Quaker Ridge resisted changes a decade ago when a litigious neighbor along the second hole sued, complaining of constant golf ball incursions, the Journal News reported. A number of expensive modifications were made to a shared tree line before the club prevailed in a lengthy court battle (https://clubandresortbusiness.com/quaker-ridge-cc-ordered-pay-7k-errant-ball-lawsuit/).
Quaker Ridge’s course is currently No. 39 on Golf Magazine’s latest ranking of top 100 courses in the U.S., and it is listed as No. 7 of Golfweek’s Best Private Courses in New York.
But unlike many of the other courses on the National Register that have hosted major golf championships, Quaker Ridge is rarely in the national spotlight, the Journal News reported. “I’m not sure there was a lot of interest early on,” Davis said. “We don’t have the property needed to host these events. We’ve always had local tournaments.
“In 1936 we hosted the Met Open and that was Byron Nelson’s very first tournament victory,” Davis added. “In those days, the Met Open was without question the fourth most important tournament in the country, along with the U.S. Open, the PGA Championship and the Western Open.”
Quaker Ridge did host the Walker Cup in 1997 and the Curtis Cup in 2018, the Journal News reported.
The club’s founding members were wealthy Jewish men of German descent whose applications for membership at other golf clubs were rejected, the Journal News reported. Their efforts to push back against patterns of anti-Semitism by matching elite Gentiles’ clubs in terms of excellence and status are recognized in the National Register application.
Ely Jacques Kahn, the architect behind several Manhattan landmark buildings, was hired to design the club’s simple Tudor clubhouse, which is currently under renovation, the Journal News reported.

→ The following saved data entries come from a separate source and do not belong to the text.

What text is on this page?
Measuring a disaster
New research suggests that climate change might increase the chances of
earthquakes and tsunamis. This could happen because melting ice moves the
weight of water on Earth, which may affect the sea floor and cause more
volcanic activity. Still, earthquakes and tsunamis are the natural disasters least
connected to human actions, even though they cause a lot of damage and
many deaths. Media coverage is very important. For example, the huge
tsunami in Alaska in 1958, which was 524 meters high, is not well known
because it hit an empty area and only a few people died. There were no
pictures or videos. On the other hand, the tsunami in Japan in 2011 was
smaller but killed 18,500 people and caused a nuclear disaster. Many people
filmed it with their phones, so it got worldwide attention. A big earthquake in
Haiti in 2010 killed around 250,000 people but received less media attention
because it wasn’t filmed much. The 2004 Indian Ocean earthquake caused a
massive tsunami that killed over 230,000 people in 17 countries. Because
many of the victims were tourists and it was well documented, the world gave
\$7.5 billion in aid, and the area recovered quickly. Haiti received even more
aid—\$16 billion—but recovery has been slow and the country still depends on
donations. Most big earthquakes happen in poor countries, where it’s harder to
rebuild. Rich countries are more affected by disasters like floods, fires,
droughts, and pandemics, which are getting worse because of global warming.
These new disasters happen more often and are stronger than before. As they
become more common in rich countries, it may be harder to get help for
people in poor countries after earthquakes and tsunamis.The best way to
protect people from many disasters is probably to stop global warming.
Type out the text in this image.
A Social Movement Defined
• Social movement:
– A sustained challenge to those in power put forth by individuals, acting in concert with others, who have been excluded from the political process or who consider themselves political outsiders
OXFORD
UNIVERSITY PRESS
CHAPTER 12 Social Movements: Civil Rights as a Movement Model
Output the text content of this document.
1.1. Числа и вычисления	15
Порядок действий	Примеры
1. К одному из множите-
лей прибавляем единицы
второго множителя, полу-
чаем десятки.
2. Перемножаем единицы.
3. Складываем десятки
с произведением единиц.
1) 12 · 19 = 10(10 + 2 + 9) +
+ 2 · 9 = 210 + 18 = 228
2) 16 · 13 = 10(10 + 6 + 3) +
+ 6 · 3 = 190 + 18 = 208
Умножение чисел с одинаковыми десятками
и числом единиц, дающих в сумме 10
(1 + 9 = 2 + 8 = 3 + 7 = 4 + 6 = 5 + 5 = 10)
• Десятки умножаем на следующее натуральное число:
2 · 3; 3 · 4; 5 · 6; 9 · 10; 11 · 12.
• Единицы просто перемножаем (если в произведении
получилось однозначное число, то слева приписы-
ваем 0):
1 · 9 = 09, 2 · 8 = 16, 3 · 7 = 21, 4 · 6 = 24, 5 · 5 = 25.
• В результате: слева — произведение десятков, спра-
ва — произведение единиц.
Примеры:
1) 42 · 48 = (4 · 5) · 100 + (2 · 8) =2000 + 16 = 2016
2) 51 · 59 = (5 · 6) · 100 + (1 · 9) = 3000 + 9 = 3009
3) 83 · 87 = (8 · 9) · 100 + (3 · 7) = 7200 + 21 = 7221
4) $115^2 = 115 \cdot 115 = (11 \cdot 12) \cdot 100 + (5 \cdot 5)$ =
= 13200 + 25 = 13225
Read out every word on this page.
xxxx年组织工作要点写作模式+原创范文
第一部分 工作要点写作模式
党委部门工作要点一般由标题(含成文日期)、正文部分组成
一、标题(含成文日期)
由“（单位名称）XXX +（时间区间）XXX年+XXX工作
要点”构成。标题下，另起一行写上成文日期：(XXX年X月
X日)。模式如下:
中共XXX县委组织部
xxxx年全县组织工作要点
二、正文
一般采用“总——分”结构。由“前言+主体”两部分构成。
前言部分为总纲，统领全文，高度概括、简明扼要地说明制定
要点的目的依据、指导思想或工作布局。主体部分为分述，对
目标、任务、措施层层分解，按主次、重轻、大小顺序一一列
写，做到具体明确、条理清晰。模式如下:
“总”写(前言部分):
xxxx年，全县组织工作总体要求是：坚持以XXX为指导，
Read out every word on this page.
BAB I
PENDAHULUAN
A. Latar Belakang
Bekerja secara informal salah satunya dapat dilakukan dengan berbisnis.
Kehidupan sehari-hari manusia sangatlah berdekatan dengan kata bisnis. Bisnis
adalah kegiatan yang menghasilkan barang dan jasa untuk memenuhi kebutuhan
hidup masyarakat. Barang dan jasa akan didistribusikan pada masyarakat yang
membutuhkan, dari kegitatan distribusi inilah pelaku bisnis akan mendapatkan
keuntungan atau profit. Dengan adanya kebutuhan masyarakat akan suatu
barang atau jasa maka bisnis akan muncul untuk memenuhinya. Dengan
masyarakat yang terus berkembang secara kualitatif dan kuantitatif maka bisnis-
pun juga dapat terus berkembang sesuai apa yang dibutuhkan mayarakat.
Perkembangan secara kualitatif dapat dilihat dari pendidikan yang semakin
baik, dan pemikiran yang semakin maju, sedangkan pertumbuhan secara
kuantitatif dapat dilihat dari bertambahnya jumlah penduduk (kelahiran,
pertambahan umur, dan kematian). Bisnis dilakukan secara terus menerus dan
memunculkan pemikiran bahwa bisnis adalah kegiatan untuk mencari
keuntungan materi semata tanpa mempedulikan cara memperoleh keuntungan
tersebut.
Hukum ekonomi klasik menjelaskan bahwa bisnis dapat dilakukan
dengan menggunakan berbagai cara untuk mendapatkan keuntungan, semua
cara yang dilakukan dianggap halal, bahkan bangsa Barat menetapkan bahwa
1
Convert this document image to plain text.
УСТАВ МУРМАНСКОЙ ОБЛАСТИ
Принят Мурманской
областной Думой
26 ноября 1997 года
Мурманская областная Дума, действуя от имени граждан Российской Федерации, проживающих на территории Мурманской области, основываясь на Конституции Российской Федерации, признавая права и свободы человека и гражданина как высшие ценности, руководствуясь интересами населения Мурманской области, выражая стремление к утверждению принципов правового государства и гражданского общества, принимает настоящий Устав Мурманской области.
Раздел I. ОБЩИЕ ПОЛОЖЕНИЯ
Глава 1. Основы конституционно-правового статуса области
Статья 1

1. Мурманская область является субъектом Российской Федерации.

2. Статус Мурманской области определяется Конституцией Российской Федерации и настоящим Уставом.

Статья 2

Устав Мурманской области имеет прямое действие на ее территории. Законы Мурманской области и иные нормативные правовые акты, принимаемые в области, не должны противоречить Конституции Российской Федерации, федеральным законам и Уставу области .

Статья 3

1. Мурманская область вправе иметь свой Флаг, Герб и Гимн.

“We took great pains to ensure it will look exactly like the old clubhouse [through the renovation],” Golenbock said. “It mimics the original design. Everything will look like it did in the 1920s in terms of the architecture, which kind of brings everything together.”
The caddie house, which sits near the main gate, also has a local history, the Journal News reported. According to the National Register application, it was built in 1901 and known as the Scarsdale Free School District No. 2. The building was later expanded to include four classrooms. It operated as an integrated school through World War II and became property of the club after it was no longer needed.
Several members, past and present, began their educations in that space, the Journal News reported. When the local population grew, Quaker Ridge sold the school back to Scarsdale in 1952 for $25,000, with the provision that ownership revert to the club when it was no longer needed. That happened in 1959 after the Quaker Ridge School was built.